It’s weeks like this when you learn what ‘cold’ really means. The midwest has seen new record lows all across the region. The kind of cold that only fossil fuels can hold at bay. Assuming you’ve got them in adequate quantities. Which it appears they do not. Gas companies are asking their customers to keep the inside warming to a minimum — a recommended 63 degrees.
The Northeast is in worse shape. The voters just don’t know it yet.
Planning for Failure
New Hampshire’s energy plan is to shutter plants without replacing capacity. And no pipelines anywhere. As if these abundant delivery systems are more dangerous to residents than a week of sub-zero temperatures that result in a shortage of heating fuels that also generate cheap electricity. If only you will let them.
The reason energy prices are so easy to forecast in New England is simple: Hyper-localism and enviro-ideology have blocked construction of several needed natural gas pipelines into the region in the past decade, leaving it the only part of the country that has constrained supplies of natural gas.
These are the same people that want to dump home and hearth warming fossil fuels (when they are not trying to tax the crap out of them) for useless wind and solar. Energy systems that can’t begin to touch the needs of a modern society without GAS POWERED Plants to back them up! And even then, they leave much to be desired.
Experts my ass.
“… the problem is so severe that emergency measures will likely be necessary almost every winter by the mid-2020s, with the grid operator estimating that rolling blackouts would be necessary in 19 out of the 23 scenarios they studied.
ISO New England’s study concluded with a blunt assessment of the problem: “while the use of natural gas for both heating and power generation is growing, the natural gas supply infrastructure is not expanding at the same pace, resulting in natural gas supply constraints in winter. Given the region’s current and growing reliance on natural gas, limitations on the region’s natural gas delivery infrastructure are the most significant component of New England’s fuel-security risk.”

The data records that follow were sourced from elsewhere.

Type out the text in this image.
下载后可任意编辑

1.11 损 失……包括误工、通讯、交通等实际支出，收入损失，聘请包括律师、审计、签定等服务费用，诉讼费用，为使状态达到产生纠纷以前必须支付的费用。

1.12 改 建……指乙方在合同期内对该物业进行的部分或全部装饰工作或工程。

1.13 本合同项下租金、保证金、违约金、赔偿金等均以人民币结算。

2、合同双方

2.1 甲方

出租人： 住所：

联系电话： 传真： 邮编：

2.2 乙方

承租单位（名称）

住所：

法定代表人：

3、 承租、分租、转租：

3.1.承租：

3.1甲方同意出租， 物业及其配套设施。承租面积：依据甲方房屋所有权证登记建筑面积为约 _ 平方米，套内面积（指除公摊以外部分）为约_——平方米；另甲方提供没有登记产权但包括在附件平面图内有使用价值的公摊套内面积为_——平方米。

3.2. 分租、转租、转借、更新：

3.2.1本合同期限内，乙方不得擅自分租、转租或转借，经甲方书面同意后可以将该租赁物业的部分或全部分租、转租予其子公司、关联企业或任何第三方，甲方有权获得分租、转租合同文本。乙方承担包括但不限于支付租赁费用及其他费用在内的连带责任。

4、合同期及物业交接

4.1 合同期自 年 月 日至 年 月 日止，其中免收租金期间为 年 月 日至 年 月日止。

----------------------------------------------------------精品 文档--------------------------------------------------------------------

A few wood-burning plants hitting rate-payers wallets won’t fix it, but that appears to be the biggest energy priority for New Hampshire. Right after preventing anyone from adding necessary infrastructure to make sure we don’t freeze to death.
You Can’t Get Here from There
But we don’t want to bring it on trains, and existing law makes it almost impossible for the Northeast to take advantage and massive US gas deposits. No infrastructure. So, we’re paying more to buy our LP gas from Russia!
It turns out the Jones Act blocks shipments between U.S. ports from ships that aren’t built in the United States or owned by U.S. citizens. While this wasn’t an issue during the mid-20th century, over the past several decades the commercial ship-building industry in the United States has become completely uncompetitive. As a result, the Massachusetts Department of Energy Resources now complains that there are “no Jones Act-qualified carriers” to ship gas to the Northeast, and that even if there were, the shipping costs are 3-5 times higher than those of foreign vessels.
This unfortunate set of circumstances means that when natural gas supplies run short, New England receives most of its liquefied natural gas (LNG) from Trinidad and Tobago and sometimes from Russia — yes that Russia! Through the first nine months of 2018, the facility at Everett, Massachusetts, was forced to import 48 billion cubic feet of natural gas, enough to power 240,000 homes in the region for a year, from other countries.
You can thank the no pipeline enviro-ideology for that and everyone who supports it — the NIMBY folks. And in a few years when New England has rolling blackouts in January or February, and people are in danger of freezing to death, they’ll demand the government do something. Just not anything that will actually address the problem. Which is a union of souls when you think about it. Doing everything but what will address problem is what government does best.